Orders of centralizers $C_G(g)$ in a group of order 60? Given a group $G$ of order 60 with 24 elements of order 5, 20 of order 3, and 15 of order 2, how do we find the sizes of centralisers of elements of $G$ without proving $G\simeq A_5$?
By considering Sylow subgroups I've managed to get the following bounds, but no better:
$4\leq\big|C_G(g_2)\big|\leq12$, $3\leq\big|C_G(g_3)\big|\leq6$, $5\leq\big|C_G(g_5)\big|\leq10$ (where $g_p\in G$ has order $p$ for each $p$).
I've read a solution which says

Since all non-trivial elements have prime order and $|G|=2^2.3.5$, $|C_G(g)|=$ 5 if $o(g)=5$, 3 if $o(g)=3$, 4 if $o(g)=2$ (all groups of order 4 are abelian).

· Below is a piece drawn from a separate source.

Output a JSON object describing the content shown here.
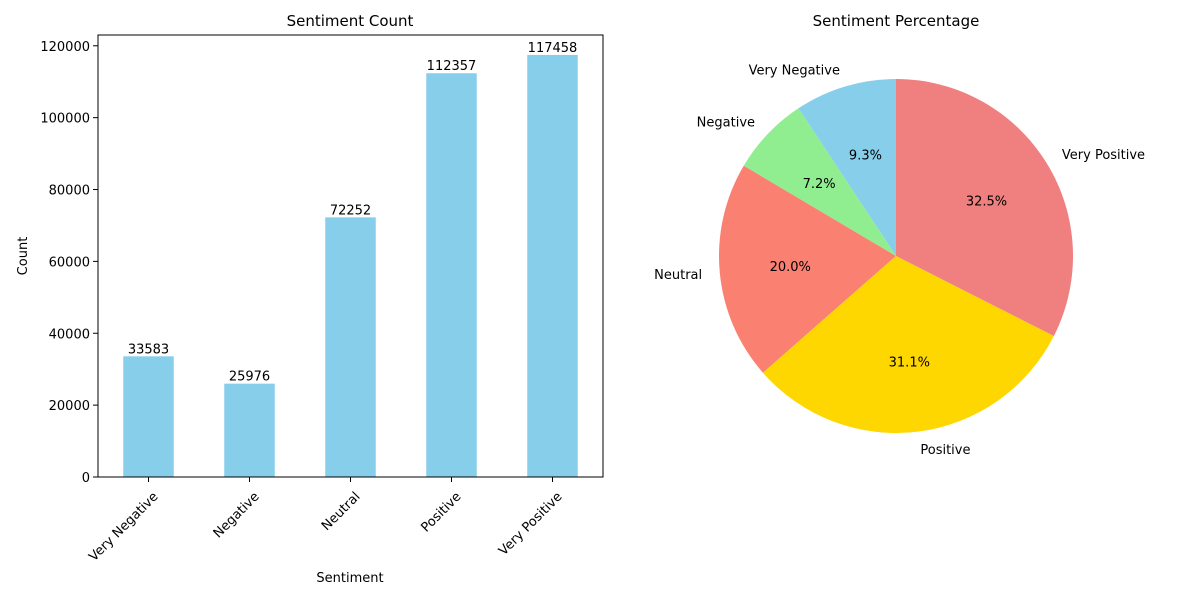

... but I can't see how this follows!
Many thanks for any help with this!
 A: You've got $24$ elements of order $5$, $20$ of order $3$, and $15$ of order $2$, so including the identity, that's all $60$ elements of the group: every non-identity element has prime order.
Let $g$ have order $p$.  Then surely $\langle g \rangle \leqslant C_G(g)$.  If $|C_G(g)|$ has composite order, then there exists an element $h\in C_G(g)$ of order $q$ for some $q\not= p$.  $g$ and $h$ commute, so $o(gh)=pq$, but contradicts that every element of $G$ has prime order.  We conclude that any element $g$ of order $3$ or $5$ is self centralizing - that is, $\langle g \rangle = C_G(g)$ - and that if an element $g$ has order $2$, $|C_G(g)|=2$ or $4$.

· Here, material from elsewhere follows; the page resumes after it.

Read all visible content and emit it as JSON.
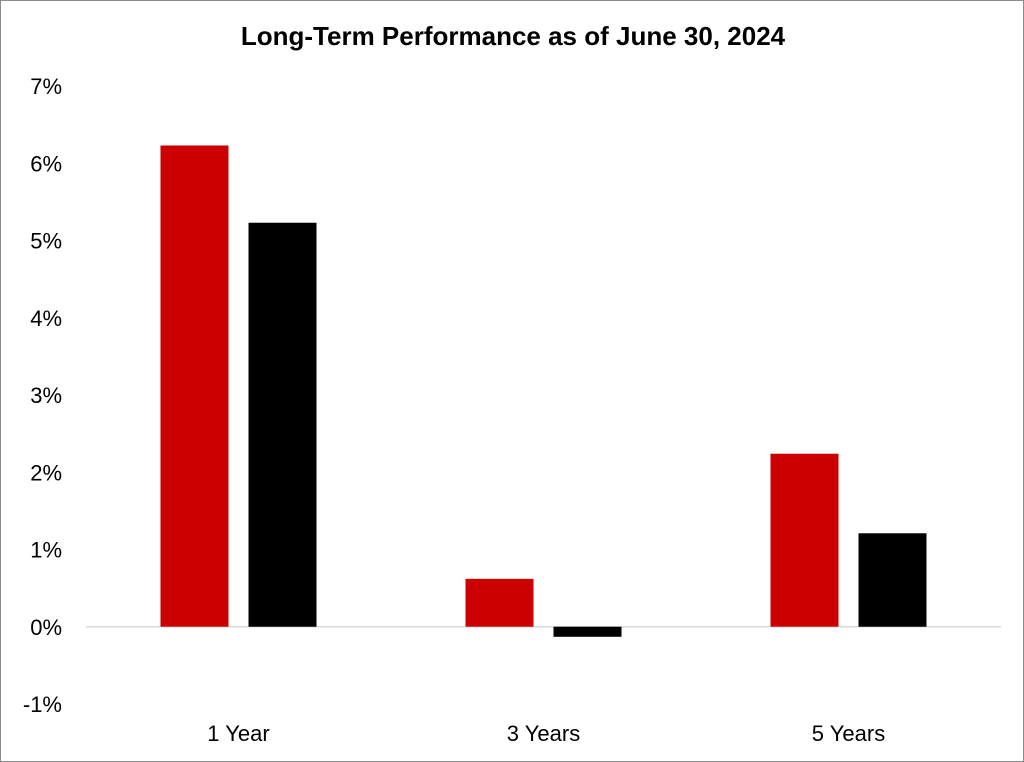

In the latter case, let $g$ have order $2$, and note that $\langle g \rangle$ must be contained in some a Sylow $2$-subgroup $H$ of $G$.  $|H_2|=4$, so either $\mathbb{Z}_4$ or $\mathbb{Z}_2\oplus \mathbb{Z}_2$.  We know that $H_2=\mathbb{Z}_2\oplus \mathbb{Z}_2$ since $G$ has no elements of order four, but the group is abelian in either case, these are abelian, so in either case $g$ is centralized by all of $H_2$.  Thus $|C_G(g)|=4$.
In view of the preceding proof, we can make the following generalization.

Proposition. If $G$ is a finite group with abelian Sylow subgroups in which every non-trivial element has prime power order, then for any $g\in G$, the order of $C_G(g)$ is the highest power of $o(g)$ dividing $|G|$.